Indian Times
3:00 pm
Fri December 13, 2013

A Look Back: Buffy Sainte-Marie In Oklahoma

This week we re-visit an interview with Buffy Sainte-Marie, singer, songwriter, and a member of the Cree Nation.

Credit Buffy Sainte-Marie

In the 1960’s she, all alone, toured North America’s colleges, reservations and concert halls. She came after the beatniks and before the hippies. She was met with enthusiasm by audiences and record executives who were expecting an Indian princess in fringes but were instead entertained and educated by a dose of Native American reality in the flesh.  

Since those first concert tours, Buffy Sainte-Marie continued to grow her music as well as her life experience. A victim of political blacklisting, she also received many awards, including a Golden Globe and Academy Award for her song, “Up Where We Belong” from the film An Officer and A Gentleman.  She spent five years on Sesame Street, scored movies and raised a son.

She is one of those rare people that melds her passions with her art, politically and otherwise. She brought all that to the little stage at Andrews Park in Norman, Oklahoma last March to educate on the potential dangers of the KXL Pipeline running through the middle of the state of Oklahoma.

“I'm coming really because of the pipeline issue,” Sainte-Marie said. “Although I was born in Saskatchewan like a lot of aboriginal people in Canada, we are very very much aware of this issue.”

Canada is also where the grass roots movement Idle No More began. Sainte-Marie laughs a small laugh and says, “Idle No More was actually started in my home province of Saskatchewan by four women, three of them aboriginal.”

“And you know it’s a very very exciting movement because Idle No More is not some kind of an organization with a president and a vice president and a secretary and rules, no! It’s an acknowledgement that many many of us have been working year after year after year on environmental issues, and treaty issues, sovereignty issues” Sainte-Marie said.

Buffy is no stranger to vocalizing on what is important to her.

“I've been writing about these issues as a songwriter for a very long time. One of the first songs that I wrote having to do with protection of indigenous treaties was called "Now That The Buffalo Is Gone."

“It became very well known in the '60's. It was talking about the oldest treaty in the congressional archives which had been signed between the Seneca people and George Washington,” Sainte-Marie said.

“Even then we were protesting. There's a lot of good news though, part of the good news is that people are independently, on their own, with their own hearts and brains and experience, sticking up for treaties and of course, in this case, the environment,” Sainte-Marie said.

“Things have gotten better, I mean social networking has really really helped to organize what's going on in the case of Idle No More. People from everywhere are able to express their opinions, do it on their own timetables, flash mobs all across Canada and beyond the Canadian borders have helped to very peacefully, very well coordinated yet entirely spontaneously support the issues and educate people at the same times.”

When questioned if she thought that at her age, 72, she would still be in the fight, she quickly responded with, “Ohhh...I must correct you, it’s not a fight.”

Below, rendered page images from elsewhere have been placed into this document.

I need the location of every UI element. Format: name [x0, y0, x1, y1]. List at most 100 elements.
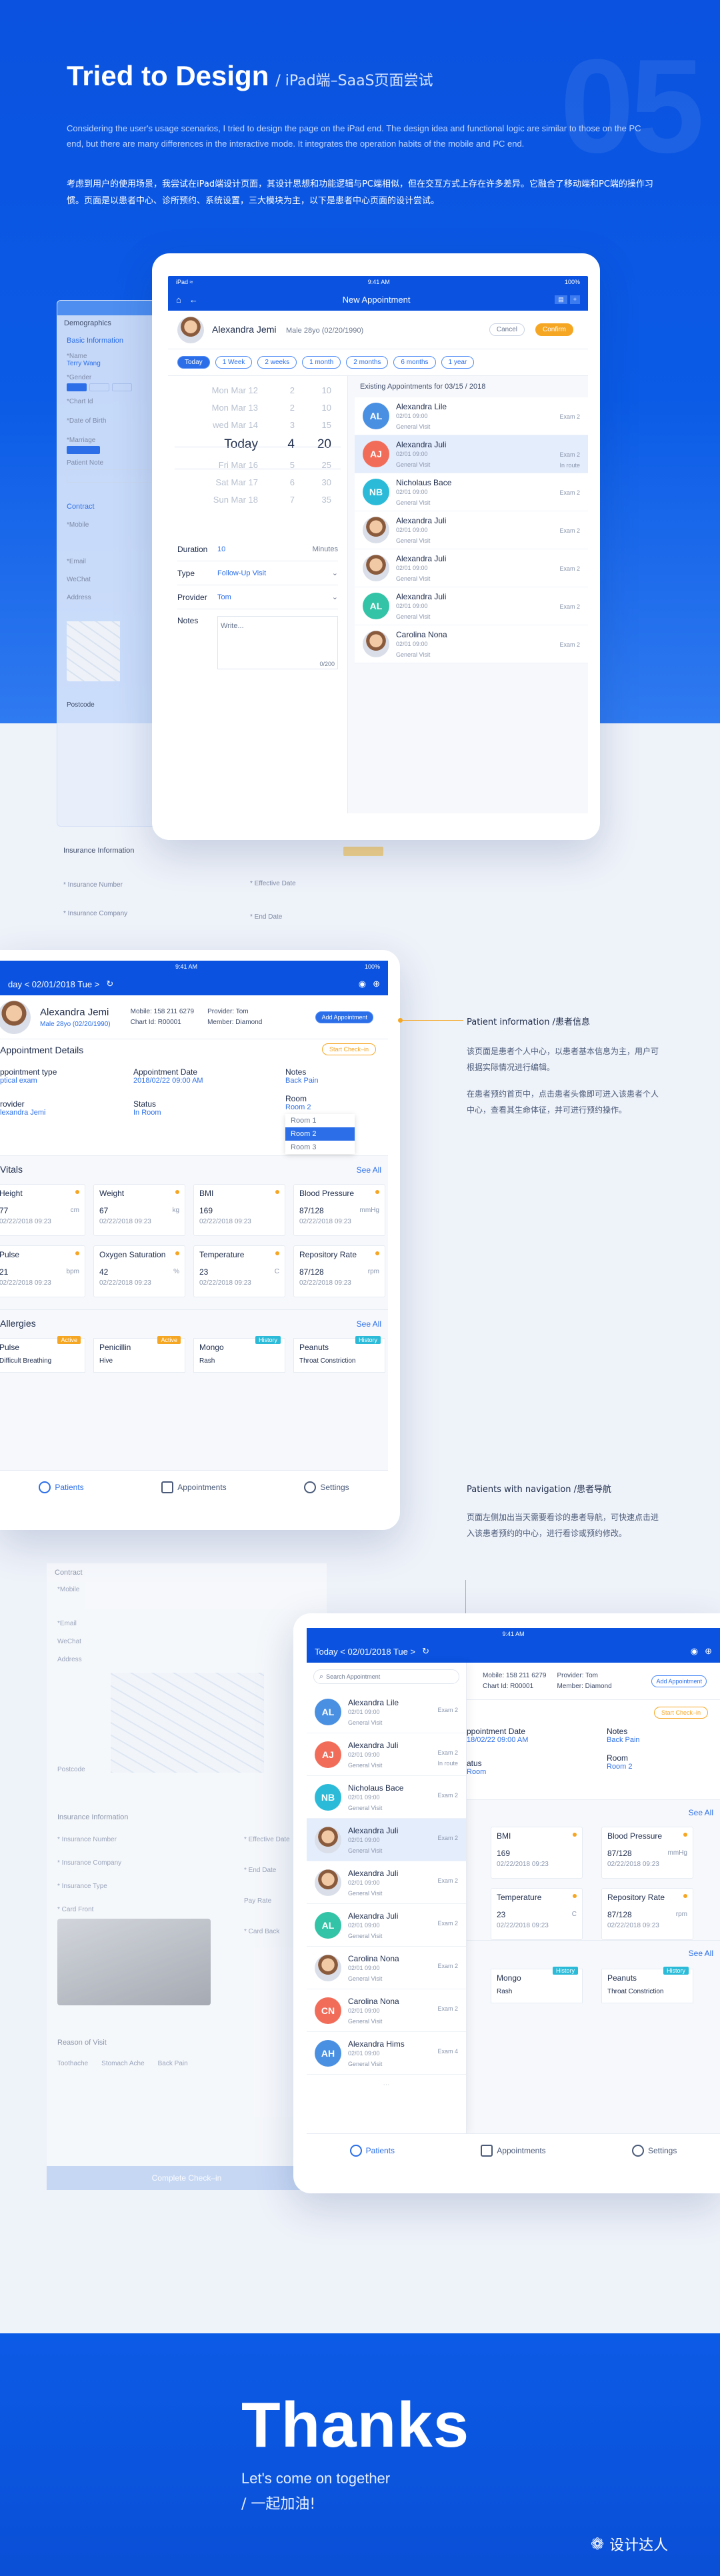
cancel-button[interactable]: Cancel [489, 323, 525, 336]
allergy-card[interactable]: Peanuts Throat Constriction History [601, 1967, 693, 2003]
patient-avatar[interactable] [177, 316, 204, 343]
home-icon[interactable]: ⌂ [176, 295, 181, 305]
appointment-list-item[interactable]: AL Alexandra Lile 02/01 09:00 General Visit… [355, 397, 588, 435]
picker-row[interactable]: wed Mar 14 3 15 [168, 416, 347, 433]
picker-row[interactable]: Mon Mar 12 2 10 [168, 381, 347, 399]
range-6-months[interactable]: 6 months [393, 356, 436, 369]
allergies-see-all-link[interactable]: See All [357, 1319, 381, 1329]
tab-patients[interactable]: Patients [349, 2144, 395, 2157]
refresh-icon[interactable]: ↻ [422, 1646, 429, 1657]
vital-card[interactable]: BMI 169 02/22/2018 09:23 [491, 1827, 583, 1879]
reason-tag[interactable]: Toothache [57, 2060, 88, 2067]
appointment-patient-name: Nicholaus Bace [348, 1783, 404, 1793]
tab-settings[interactable]: Settings [304, 1481, 349, 1493]
card-front-image[interactable] [57, 1919, 211, 2005]
allergies-see-all-link[interactable]: See All [689, 1949, 713, 1958]
appointment-list-item[interactable]: Alexandra Juli 02/01 09:00 General Visit Ex… [355, 549, 588, 587]
vital-timestamp: 02/22/2018 09:23 [99, 1218, 151, 1225]
confirm-button[interactable]: Confirm [535, 323, 573, 336]
vital-card[interactable]: Weight 67 kg 02/22/2018 09:23 [93, 1184, 185, 1236]
provider-select[interactable]: Tom [217, 593, 231, 601]
range-1-year[interactable]: 1 year [441, 356, 475, 369]
notes-textarea[interactable]: Write... 0/200 [217, 616, 338, 669]
appointment-list-item[interactable]: AJ Alexandra Juli 02/01 09:00 General Visit… [307, 1733, 466, 1776]
appointment-list-item[interactable]: AJ Alexandra Juli 02/01 09:00 General Visit… [355, 435, 588, 473]
add-icon[interactable]: + [569, 295, 580, 304]
back-arrow-icon[interactable]: ← [189, 295, 198, 305]
appointment-list-item[interactable]: CN Carolina Nona 02/01 09:00 General Visit E… [307, 1989, 466, 2032]
range-today[interactable]: Today [177, 356, 210, 369]
appointment-list-item[interactable]: AL Alexandra Lile 02/01 09:00 General Visit… [307, 1691, 466, 1733]
start-checkin-button[interactable]: Start Check–in [653, 1707, 708, 1719]
vital-card[interactable]: Pulse 21 bpm 02/22/2018 09:23 [0, 1245, 85, 1297]
tab-patients[interactable]: Patients [39, 1481, 84, 1493]
tab-appointments[interactable]: Appointments [481, 2144, 546, 2157]
allergy-card[interactable]: Penicillin Hive Active [93, 1336, 185, 1373]
room-option[interactable]: Room 1 [285, 1114, 355, 1127]
range-1-week[interactable]: 1 Week [215, 356, 253, 369]
room-select[interactable]: Room 2 [607, 1763, 640, 1771]
appointment-list-item[interactable]: NB Nicholaus Bace 02/01 09:00 General Visit… [355, 473, 588, 511]
refresh-icon[interactable]: ↻ [106, 979, 113, 989]
vital-card[interactable]: BMI 169 02/22/2018 09:23 [193, 1184, 285, 1236]
appointment-time: 02/01 09:00 [348, 1921, 380, 1929]
search-input[interactable]: ⌕ Search Appointment [313, 1669, 459, 1684]
date-time-picker[interactable]: Mon Mar 12 2 10 Mon Mar 13 2 10 wed Mar 14 3 15 T… [168, 376, 347, 529]
allergies-title: Allergies [0, 1318, 36, 1329]
vitals-see-all-link[interactable]: See All [689, 1808, 713, 1817]
allergy-card[interactable]: Mongo Rash History [193, 1336, 285, 1373]
reason-tag[interactable]: Stomach Ache [101, 2060, 144, 2067]
add-appointment-button[interactable]: Add Appointment [651, 1675, 707, 1687]
appointment-list-item[interactable]: Alexandra Juli 02/01 09:00 General Visit Ex… [355, 511, 588, 549]
room-select[interactable]: Room 2 [285, 1103, 359, 1111]
add-circle-icon[interactable]: ⊕ [373, 979, 380, 989]
vital-card[interactable]: Blood Pressure 87/128 mmHg 02/22/2018 09:23 [293, 1184, 385, 1236]
tab-settings[interactable]: Settings [631, 2144, 677, 2157]
chevron-down-icon[interactable]: ⌄ [332, 593, 338, 601]
appointment-list-item[interactable]: Alexandra Juli 02/01 09:00 General Visit Ex… [307, 1861, 466, 1904]
reason-tag[interactable]: Back Pain [158, 2060, 188, 2067]
allergy-card[interactable]: Peanuts Throat Constriction History [293, 1336, 385, 1373]
picker-row[interactable]: Mon Mar 13 2 10 [168, 399, 347, 416]
tab-appointments[interactable]: Appointments [161, 1481, 227, 1493]
range-2-weeks[interactable]: 2 weeks [257, 356, 297, 369]
duration-value[interactable]: 10 [217, 545, 225, 553]
vital-card[interactable]: Oxygen Saturation 42% 02/22/2018 09:23 [93, 1245, 185, 1297]
user-icon[interactable]: ◉ [359, 979, 366, 989]
vital-card[interactable]: Repository Rate 87/128 rpm 02/22/2018 09:23 [293, 1245, 385, 1297]
add-appointment-button[interactable]: Add Appointment [315, 1011, 373, 1023]
picker-row[interactable]: Sun Mar 18 7 35 [168, 491, 347, 508]
vitals-see-all-link[interactable]: See All [357, 1165, 381, 1175]
vital-title: Pulse [0, 1250, 20, 1259]
vital-card[interactable]: Height 77 cm 02/22/2018 09:23 [0, 1184, 85, 1236]
user-icon[interactable]: ◉ [691, 1646, 698, 1657]
allergy-card[interactable]: Mongo Rash History [491, 1967, 583, 2003]
range-1-month[interactable]: 1 month [302, 356, 341, 369]
vital-card[interactable]: Temperature 23 C 02/22/2018 09:23 [491, 1888, 583, 1940]
appointment-list-item[interactable]: AL Alexandra Juli 02/01 09:00 General Visit… [307, 1904, 466, 1947]
type-select[interactable]: Follow-Up Visit [217, 569, 266, 577]
date-navigator[interactable]: Today < 02/01/2018 Tue > [315, 1647, 415, 1657]
appointment-list-item[interactable]: Carolina Nona 02/01 09:00 General Visit Exa… [307, 1947, 466, 1989]
vital-card[interactable]: Repository Rate 87/128 rpm 02/22/2018 09:23 [601, 1888, 693, 1940]
chevron-down-icon[interactable]: ⌄ [332, 569, 338, 577]
pdf-icon[interactable]: ▤ [555, 295, 567, 304]
appointment-list-item[interactable]: NB Nicholaus Bace 02/01 09:00 General Visit… [307, 1776, 466, 1819]
appointment-list-item[interactable]: AH Alexandra Hims 02/01 09:00 General Visit… [307, 2032, 466, 2075]
room-option-selected[interactable]: Room 2 [285, 1127, 355, 1141]
appointment-list-item[interactable]: Carolina Nona 02/01 09:00 General Visit Exa… [355, 625, 588, 663]
date-navigator[interactable]: day < 02/01/2018 Tue > [8, 979, 99, 989]
start-checkin-button[interactable]: Start Check–in [321, 1043, 376, 1055]
room-option[interactable]: Room 3 [285, 1141, 355, 1154]
complete-checkin-button[interactable]: Complete Check–in [47, 2166, 327, 2190]
appointment-list-item[interactable]: Alexandra Juli 02/01 09:00 General Visit Ex… [307, 1819, 466, 1861]
vital-card[interactable]: Blood Pressure 87/128 mmHg 02/22/2018 09:23 [601, 1827, 693, 1879]
picker-row[interactable]: Sat Mar 17 6 30 [168, 473, 347, 491]
add-circle-icon[interactable]: ⊕ [705, 1646, 712, 1657]
vital-card[interactable]: Temperature 23 C 02/22/2018 09:23 [193, 1245, 285, 1297]
allergy-card[interactable]: Pulse Difficult Breathing Active [0, 1336, 85, 1373]
range-2-months[interactable]: 2 months [346, 356, 389, 369]
appointment-list-item[interactable]: AL Alexandra Juli 02/01 09:00 General Visit… [355, 587, 588, 625]
hero-english-description: Considering the user's usage scenarios, … [67, 123, 641, 149]
patient-avatar[interactable] [0, 1000, 31, 1034]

“The answer to your question is yes, but it's not a fight. And I really, really have to correct people when they say ‘oh you're a warrior for peace.’ No, I'm not a warrior, I don't make war. Alternative conflict resolution I think is a much much better description of what it is I was doing then and what I'm still doing. And I'm not at all surprised that I'm still involved in non-violent struggle and trying to make the world better. And yet isn't it interesting that the language has changed, we didn't used to talk about fighting for peace.”

Saint-Marie was excited to bring her music to Oklahoma back in March. In her breathy smoky voice, “Ohhh, man I'm bringing my band to Norman.”

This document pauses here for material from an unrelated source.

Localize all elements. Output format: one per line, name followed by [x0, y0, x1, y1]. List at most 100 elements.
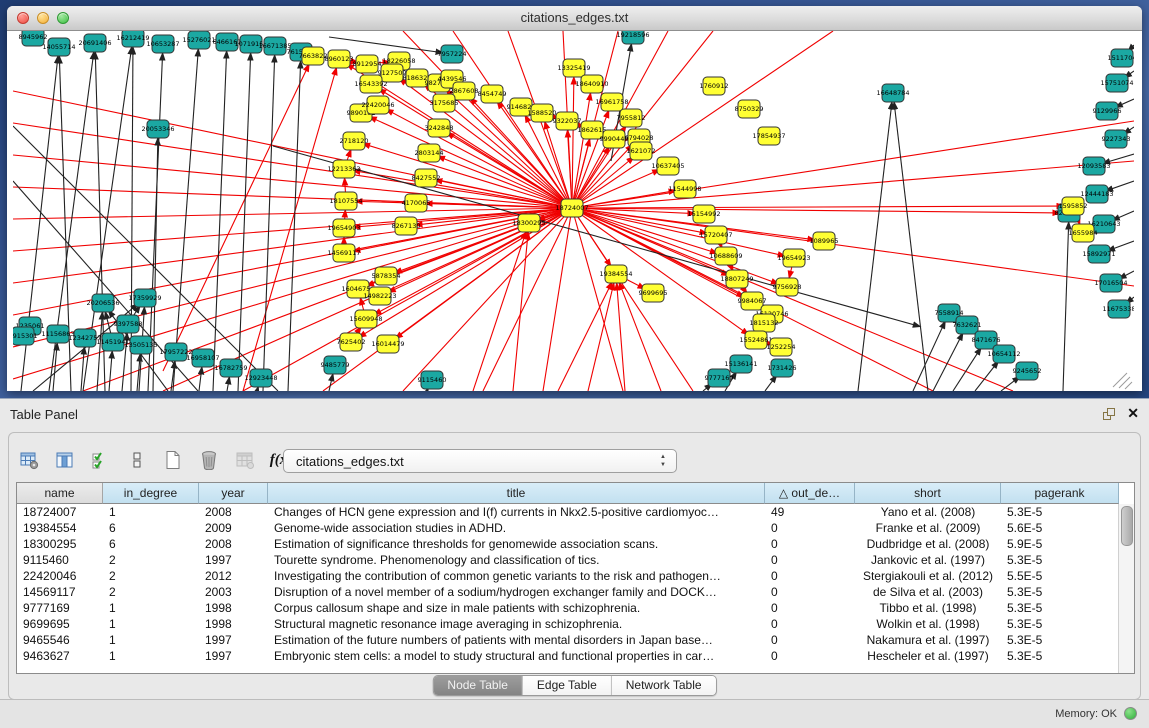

“In the 1960's and '70's under the Johnson and Nixon administrations, my music was not allowed to be heard in Indian areas. As a matter of fact, you know the blacklisting that happened with me and some other artists was pretty much nationwide in the U.S. But not in Canada, not in Europe, not in Asia and not Down Under,” Sainte-Marie said.

“So consequently I've only appeared a couple of times in the past 50 years in Oklahoma, where all the Indians are!”

“I'm not very well known in those areas. You know, the way that artists and outspoken people are kept out of an area is pretty sleazy. It’s not like the government comes down on you, it’s not like that,” Sainte-Marie said.

“A bunch of guys in the backrooms of political administrations make nasty phone calls and you are out of business. You are not going to appear in those areas. So it’s very exciting for me and for Oklahoma audiences to be able to get together on an issue that is vitally important.”

Currently, the Wanuskewin Heritage Park is exhibiting Sixteen Million Colours featuring eleven of Buffy Sainte-Marie’s works created with digital and photographic technology. Wanuskewin Heritage Park is located near the west bank of the South Saskatchewan River, just three kilometers north of Saskatoon, Saskatchewan.